December 6th, 2015, on Amazon Video.
Had I seen this film already?
What did I know about the movie before watching it?
I looked it up to find out if it would be a horror film. The name Orson Welles seemed familiar, but I hadn’t seen any of his work.
What do I know about it now?
Dark film noir mystery-type. It felt a lot like a Hitchcock film at times, but at times felt underdeveloped. I empathized with Quinlan at the end, but Heston’s Vargas (a whitewashed role, somewhat unconvincingly) and Leigh were both weak and forgettable. The opening continuous shot was something we noticed immediately — a stroke of cinematic mastery — and the final moments had a firm grip on me. Overall, however, I felt the movie could have moved along a little bit better, especially for being on this list. Nonetheless, I can see its value.
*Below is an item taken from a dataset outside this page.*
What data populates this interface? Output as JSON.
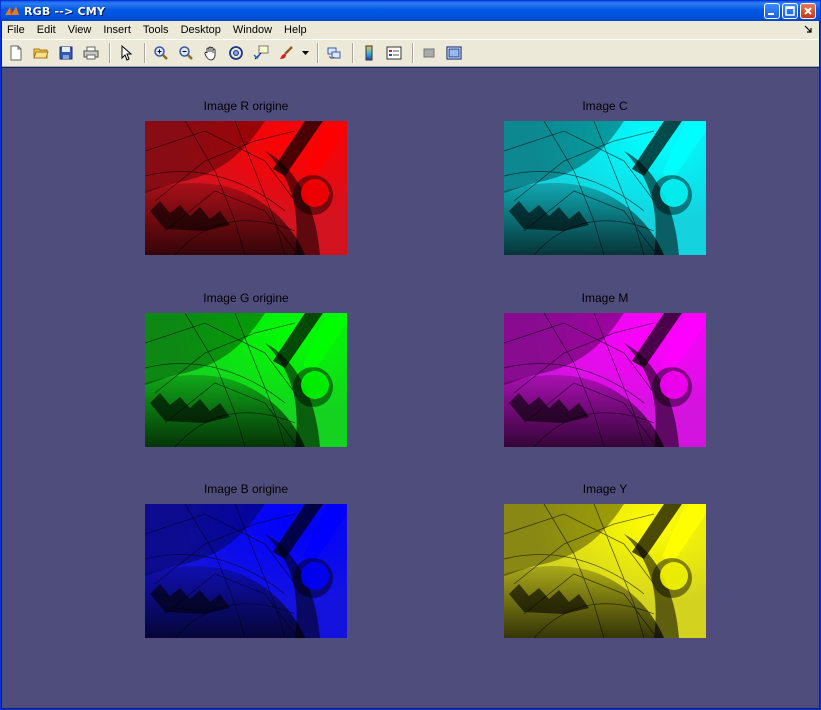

What are some themes in the film?
Prejudice, pride, corruption, nationalism
Did this affect me personally?
Why is this ranked #175?
Orson Welles (who I later discovered is the mastermind behind Citizen Kane) is a beast. I think the Dietrich “cameo” sorta drives this film up in the rankings as well. Some might mistaken it for Hitchcock, so those factors might have something to do with it. The cinematography is brilliant.
Did my wife watch/like it?
She did, and she liked it more than I did, finding several of the scenes more memorable. She advocated that it was unprecedented and has been copied numerous times, which explains why I found it “boring”.
Would I watch it again?
Would I recommend it to a friend?
Go for it.
Does it deserve to be on this list as one of the greatest films of all time?
Yeah. I’m not blown away, but taking my wife’s rhetoric, I think it’s a cinematic standard and a defining film noir.